Im Kern geht es darum, zu bewährten historischen Pflasterstandards und -techniken zurückzukehren, die eine lange Haltbarkeit garantieren. „Die Firmen können das gar nicht mehr, obwohl sie es behaupten“, sagte Praetzel. Das traditionelle Pflastererhandwerk will die Stadt daher schon im Bereich der Ausbildung stärken und selbst Flächen zur Verfügung stellen, an denen die Lehrlinge üben können. Wichtiges Kriterium sei auch die Kontrolle über das Material, so Praetzel. Die Stadt will die Steine künftig selbst beschaffen und den beauftragten Firmen zur Verfügung stellen. Damit soll verhindert werden, dass Steine unterschiedlicher Größe oder kleine Splitter verlegt werden – eine Folge des Preisdumpings in der Branche.
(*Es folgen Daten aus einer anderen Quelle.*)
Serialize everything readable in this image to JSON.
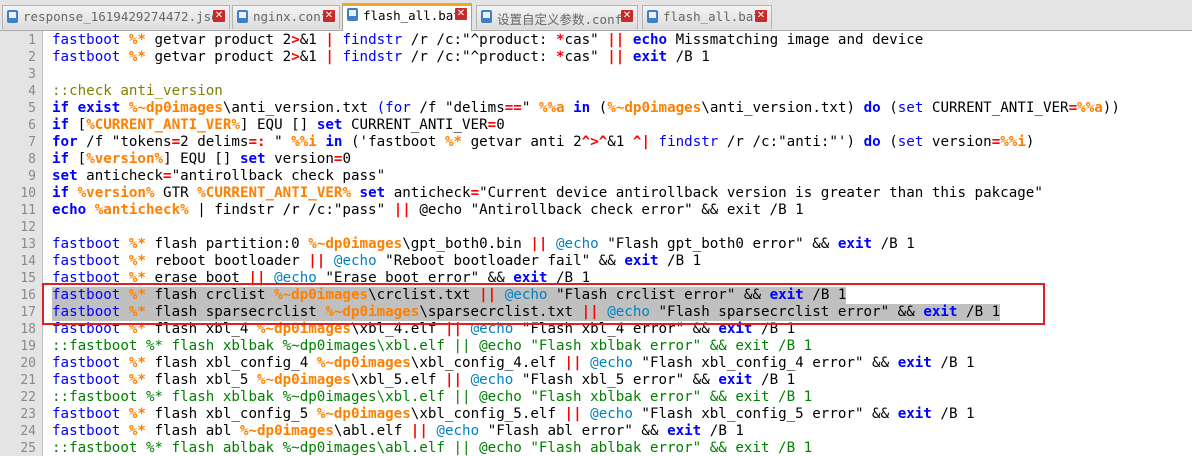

Unter diesem Gesichtspunkt seien nahezu alle in der Vergangenheit erneuerten Pflasterungen unsachgemäß ausgeführt worden, so Praetzel. Einheitliche, neu definierte Standards sollen dies in Zukunft vermeiden helfen. Andernfalls werde die Stadt die Straßen oder Gehwege nicht mehr abnehmen. Dies werde mit Sicherheit zu „ätzenden Konflikten“ mit einzelnen Unternehmen führen, prophezeite Baudezernent Matthias Klipp (Bündnisgrüne).
300 000 Euro hat die Stadt in diesem Jahr für Pflasterarbeiten zur Verfügung, als Ziel hat man sich pro Jahr die Wiederherstellung von 2000 Quadratmetern Mosaik- und 1000 Quadratmetern Großsteinpflasterflächen gesteckt. Darüber hinaus will man 200 Tonnen Bernburger Pflaster als Ersatz beschaffen, wiederverwendbare Steine sollen fachgerecht sortiert werden. Praetzel will in seinem Bereich ein eigenes Pflaster-Team ins Leben rufen, das künftig die Einhaltung der Qualitätsstandards überwachen soll.
Im Ausschuss herrschte nach Praetzels Ausführungen eine ebenso seltene wie einhellige Verzückung. Als „geradezu revolutionär“ wertete Björn Teuteberg (FDP) das Verwaltungskonzept und orakelte, Potsdam werde damit „Vorbildcharakter“ bekommen. Selbst Saskia Hüneke, auf deren Initiative der Stadtverordnetenbeschluss zum Erhalt der Pflasterstraßen zurückging, sparte nicht mit Lob. 20 Jahre lang habe der „Wertbestand“ des Pflasters qualitativ nachgelassen. Nun werde „sinnvoll investiert“, weil die Haltbarkeit von hochwertigen Pflasterstraßen höher sei als der von asphaltierten. Selbst die Linke applaudierte.
Unterdessen geht der Pflasterstreit in der Mangerstraße weiter. Die Asphaltierung des Abschnitts zwischen Behlert- und Otto-Nagel-Straße steht nunmehr fest. Bei einer Befragung der Anlieger sprach sich zwar niemand dafür und zwei dagegen aus. Da sich fünf nicht äußerten, wird dies aber von der Verwaltung als Zustimmung gewertet. Im Abschnitt zwischen Otto-Nagel- bis Mühlenstraße allerdings sieht das Bild anders aus: 20 Anlieger dagegen, 18 dafür. Über diesen Fall müssen im Mai die Stadtverordneten entscheiden. Die Straße soll bekanntlich mit Mitteln aus dem Konjunkturpaket II erneuert und asphaltiert werden.